Using FDTD Method To Analyze A Single Ridged Waveguide Antenna For Near Field Measure And The Optimization Reaserch Of MEMS Phase Shifter

The paper analyzed an S-band single ridged waveguide antenna used for near field measure by FDTD method and microwave transmition line theory. Reference[1] has used the FDTD to solve some ridged waveguide and waveguide antenna to obtain the inside field. The feature of the paper is to analyze the antenna's near field in the rubber absorbing materials. For radiating from the margin, the microwave antenna can not work well to fufill the high resolution requirements. And waveguide has a too large structure to satisfy the requirement when working at a low frequency band. But ridged waveguide antenna which is small in volume when working at a low frequency band can obtain a high resolution and is suitable in the rubber material measure.One of the features of the paper is that some improvements of FDTD are presented. A pulse hard source has been adjusted to allow the reflection wave pass by the source without retroreflection. And the calculation area is changeable at the different time step, so only those area with wave propagation have been calculated.
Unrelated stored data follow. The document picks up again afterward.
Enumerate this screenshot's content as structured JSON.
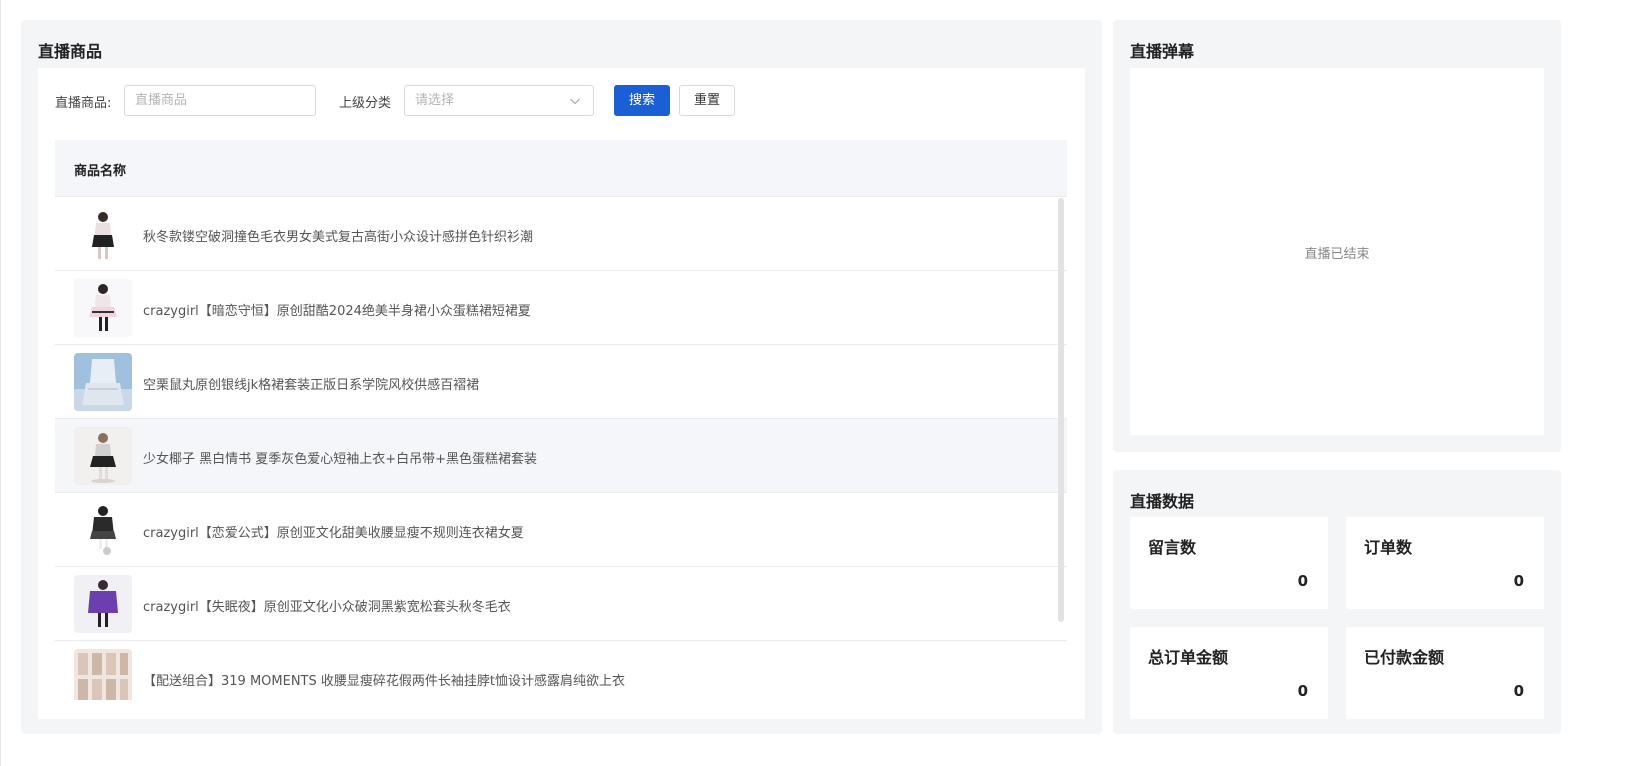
{
  "goods_panel": {
    "title": "直播商品",
    "filter": {
      "goods_label": "直播商品:",
      "goods_placeholder": "直播商品",
      "category_label": "上级分类",
      "category_placeholder": "请选择",
      "search_label": "搜索",
      "reset_label": "重置"
    },
    "table": {
      "column_name": "商品名称",
      "rows": [
        {
          "name": "秋冬款镂空破洞撞色毛衣男女美式复古高街小众设计感拼色针织衫潮"
        },
        {
          "name": "crazygirl【暗恋守恒】原创甜酷2024绝美半身裙小众蛋糕裙短裙夏"
        },
        {
          "name": "空栗鼠丸原创银线jk格裙套装正版日系学院风校供感百褶裙"
        },
        {
          "name": "少女椰子 黑白情书 夏季灰色爱心短袖上衣+白吊带+黑色蛋糕裙套装"
        },
        {
          "name": "crazygirl【恋爱公式】原创亚文化甜美收腰显瘦不规则连衣裙女夏"
        },
        {
          "name": "crazygirl【失眠夜】原创亚文化小众破洞黑紫宽松套头秋冬毛衣"
        },
        {
          "name": "【配送组合】319 MOMENTS 收腰显瘦碎花假两件长袖挂脖t恤设计感露肩纯欲上衣"
        }
      ]
    }
  },
  "danmu_panel": {
    "title": "直播弹幕",
    "empty_text": "直播已结束"
  },
  "stats_panel": {
    "title": "直播数据",
    "cards": [
      {
        "label": "留言数",
        "value": "0"
      },
      {
        "label": "订单数",
        "value": "0"
      },
      {
        "label": "总订单金额",
        "value": "0"
      },
      {
        "label": "已付款金额",
        "value": "0"
      }
    ]
  },
  "colors": {
    "primary": "#1a5fd6",
    "panel_bg": "#f4f5f7",
    "row_hover": "#f5f6f9"
  }
}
As the results, the total calculation time can be reduced.Another important part of this paper is optimal design of a micro-electromechanical systems (MEMS) phased shifter using Genetic Algorithms (GAs). According to the characters of MEMS structure, some improvements of GAs are discussed and a varying population hybrid Genetic Algorithms (VPSG_GM) is presented. In this approach, the population of individuals are adjusted by the degree of evalution. The gradient method is combined to the apprioach in order to enchance the efficiency of the algorithms in local area. After optimization, a high performance Millimeterwave MEMS phase shifter is obtained.